What have we to say to the inhabitants of Finland four thousand generations into the future, and how on earth might we expect them to understand us?
That is the unlikely question I explored in a blog post five years ago, triggered by a film about the problems involved with building a nuclear waste repository intended to remain undisturbed for 100,000 years. If you are going to do that – and the Finns are doing exactly that – what are your ethical obligations to warn your impossibly distant descendants? More pragmatically, whatever those obligations are, how do you transmit a message with any hope of its remaining coherent – or is it better not even to attempt the task?
In what is no doubt a deeply unintended irony, the film has never been easy to see. It’s had a handful of showings in a few slightly random places, one of which I was lucky enough to catch. At the time, there didn’t seem to be any other way of seeing it and though I have looked once or twice, I had never found it in any other format. It seemed doomed to obscurity long before the waste which was its subject. That’s a shame, because it’s a good film and well worth watching, whatever your level of interest in nuclear waste management.

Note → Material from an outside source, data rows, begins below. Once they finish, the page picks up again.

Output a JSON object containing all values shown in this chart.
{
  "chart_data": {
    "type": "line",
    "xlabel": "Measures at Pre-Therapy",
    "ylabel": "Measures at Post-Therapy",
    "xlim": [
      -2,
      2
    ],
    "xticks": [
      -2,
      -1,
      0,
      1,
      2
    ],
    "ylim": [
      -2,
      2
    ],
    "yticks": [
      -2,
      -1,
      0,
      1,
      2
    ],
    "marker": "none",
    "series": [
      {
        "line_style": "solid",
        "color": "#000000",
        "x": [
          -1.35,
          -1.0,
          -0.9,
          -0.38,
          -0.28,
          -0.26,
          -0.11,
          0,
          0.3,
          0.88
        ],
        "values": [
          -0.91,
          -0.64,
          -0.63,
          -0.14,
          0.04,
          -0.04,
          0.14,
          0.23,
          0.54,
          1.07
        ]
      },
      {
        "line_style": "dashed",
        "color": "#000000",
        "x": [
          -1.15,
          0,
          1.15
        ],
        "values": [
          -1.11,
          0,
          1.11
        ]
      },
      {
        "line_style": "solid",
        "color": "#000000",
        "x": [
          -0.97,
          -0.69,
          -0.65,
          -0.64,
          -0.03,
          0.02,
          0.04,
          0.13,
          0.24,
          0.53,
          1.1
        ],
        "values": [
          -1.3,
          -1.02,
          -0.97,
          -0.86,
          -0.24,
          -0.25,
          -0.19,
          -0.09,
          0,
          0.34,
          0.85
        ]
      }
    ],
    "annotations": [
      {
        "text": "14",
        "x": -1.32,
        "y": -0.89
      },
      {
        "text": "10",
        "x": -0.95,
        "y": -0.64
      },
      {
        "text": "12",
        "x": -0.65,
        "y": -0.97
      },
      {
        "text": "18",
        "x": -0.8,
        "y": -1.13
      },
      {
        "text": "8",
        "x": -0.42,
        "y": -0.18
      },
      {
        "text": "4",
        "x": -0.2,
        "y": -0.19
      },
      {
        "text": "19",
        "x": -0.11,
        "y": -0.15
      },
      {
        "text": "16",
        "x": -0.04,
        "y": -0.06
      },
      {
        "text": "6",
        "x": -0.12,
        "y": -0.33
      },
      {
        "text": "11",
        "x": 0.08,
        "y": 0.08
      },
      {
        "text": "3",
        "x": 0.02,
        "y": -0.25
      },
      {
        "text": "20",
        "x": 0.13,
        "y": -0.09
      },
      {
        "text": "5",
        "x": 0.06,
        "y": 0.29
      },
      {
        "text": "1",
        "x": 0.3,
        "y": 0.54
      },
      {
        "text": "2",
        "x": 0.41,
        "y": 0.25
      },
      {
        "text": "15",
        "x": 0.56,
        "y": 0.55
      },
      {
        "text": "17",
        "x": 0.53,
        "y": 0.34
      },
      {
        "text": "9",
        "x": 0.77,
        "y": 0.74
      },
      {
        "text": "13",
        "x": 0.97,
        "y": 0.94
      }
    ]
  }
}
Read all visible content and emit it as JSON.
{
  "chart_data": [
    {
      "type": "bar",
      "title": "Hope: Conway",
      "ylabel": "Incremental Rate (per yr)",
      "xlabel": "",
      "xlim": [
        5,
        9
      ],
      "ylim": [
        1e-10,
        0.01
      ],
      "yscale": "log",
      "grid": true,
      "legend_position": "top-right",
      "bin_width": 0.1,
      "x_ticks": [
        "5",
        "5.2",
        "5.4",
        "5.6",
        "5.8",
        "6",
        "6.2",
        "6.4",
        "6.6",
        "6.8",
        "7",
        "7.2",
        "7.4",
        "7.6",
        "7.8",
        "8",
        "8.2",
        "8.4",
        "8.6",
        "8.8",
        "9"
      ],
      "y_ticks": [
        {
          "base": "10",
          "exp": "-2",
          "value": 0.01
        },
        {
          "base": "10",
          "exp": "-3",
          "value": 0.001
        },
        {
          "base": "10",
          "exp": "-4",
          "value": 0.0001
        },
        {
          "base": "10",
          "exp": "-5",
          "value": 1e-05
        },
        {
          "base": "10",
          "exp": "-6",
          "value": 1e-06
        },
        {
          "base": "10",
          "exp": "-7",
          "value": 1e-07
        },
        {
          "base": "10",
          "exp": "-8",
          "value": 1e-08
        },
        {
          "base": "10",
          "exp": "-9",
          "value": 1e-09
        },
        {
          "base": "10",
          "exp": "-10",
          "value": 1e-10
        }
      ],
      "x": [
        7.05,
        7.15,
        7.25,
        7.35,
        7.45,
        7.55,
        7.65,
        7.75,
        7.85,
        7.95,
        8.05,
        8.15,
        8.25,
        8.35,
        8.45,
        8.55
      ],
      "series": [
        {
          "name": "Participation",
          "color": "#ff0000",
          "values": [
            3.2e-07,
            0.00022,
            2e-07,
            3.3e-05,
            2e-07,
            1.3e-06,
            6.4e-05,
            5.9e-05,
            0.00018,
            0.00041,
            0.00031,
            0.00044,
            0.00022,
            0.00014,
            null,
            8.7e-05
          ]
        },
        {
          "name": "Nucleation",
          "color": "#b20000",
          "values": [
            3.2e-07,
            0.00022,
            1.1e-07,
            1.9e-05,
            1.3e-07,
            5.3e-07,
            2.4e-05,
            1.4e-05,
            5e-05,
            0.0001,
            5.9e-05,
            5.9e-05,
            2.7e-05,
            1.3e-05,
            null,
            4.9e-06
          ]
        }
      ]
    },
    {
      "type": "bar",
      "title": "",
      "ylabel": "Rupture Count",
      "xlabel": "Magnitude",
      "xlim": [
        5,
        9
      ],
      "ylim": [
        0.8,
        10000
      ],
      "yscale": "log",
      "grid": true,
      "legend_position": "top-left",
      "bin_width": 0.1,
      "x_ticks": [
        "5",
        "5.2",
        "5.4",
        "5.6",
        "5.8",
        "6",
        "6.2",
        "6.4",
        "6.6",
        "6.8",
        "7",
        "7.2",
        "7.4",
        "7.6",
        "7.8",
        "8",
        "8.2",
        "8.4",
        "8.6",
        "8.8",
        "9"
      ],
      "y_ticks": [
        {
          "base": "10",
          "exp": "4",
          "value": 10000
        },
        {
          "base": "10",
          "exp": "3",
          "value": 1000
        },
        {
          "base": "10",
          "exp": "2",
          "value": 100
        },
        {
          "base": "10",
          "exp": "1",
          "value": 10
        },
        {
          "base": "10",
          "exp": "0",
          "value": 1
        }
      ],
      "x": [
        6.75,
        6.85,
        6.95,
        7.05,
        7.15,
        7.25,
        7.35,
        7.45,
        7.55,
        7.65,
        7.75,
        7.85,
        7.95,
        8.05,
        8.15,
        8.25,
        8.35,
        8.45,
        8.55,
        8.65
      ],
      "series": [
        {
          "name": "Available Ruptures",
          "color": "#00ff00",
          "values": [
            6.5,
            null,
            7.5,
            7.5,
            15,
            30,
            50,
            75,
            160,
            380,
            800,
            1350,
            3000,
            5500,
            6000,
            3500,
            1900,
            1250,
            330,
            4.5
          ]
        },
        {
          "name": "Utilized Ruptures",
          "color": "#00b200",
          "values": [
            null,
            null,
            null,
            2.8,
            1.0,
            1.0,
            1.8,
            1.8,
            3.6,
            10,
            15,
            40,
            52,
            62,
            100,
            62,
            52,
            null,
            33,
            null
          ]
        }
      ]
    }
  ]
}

Yesterday it came up in conversation, and not for the first time I found myself both recommending the film and regretting that the chance of being able to act on that recommendation seemed vanishingly small. In a triumph of hope over expectation, I had one last look this morning – and discovered that there is a DVD and that Amazon is ready to sell it to you. When I looked, Amazon had two copies in stock, now that I have looked, there is just one left – yours for the princely sum of £4.02. That’s a bargain.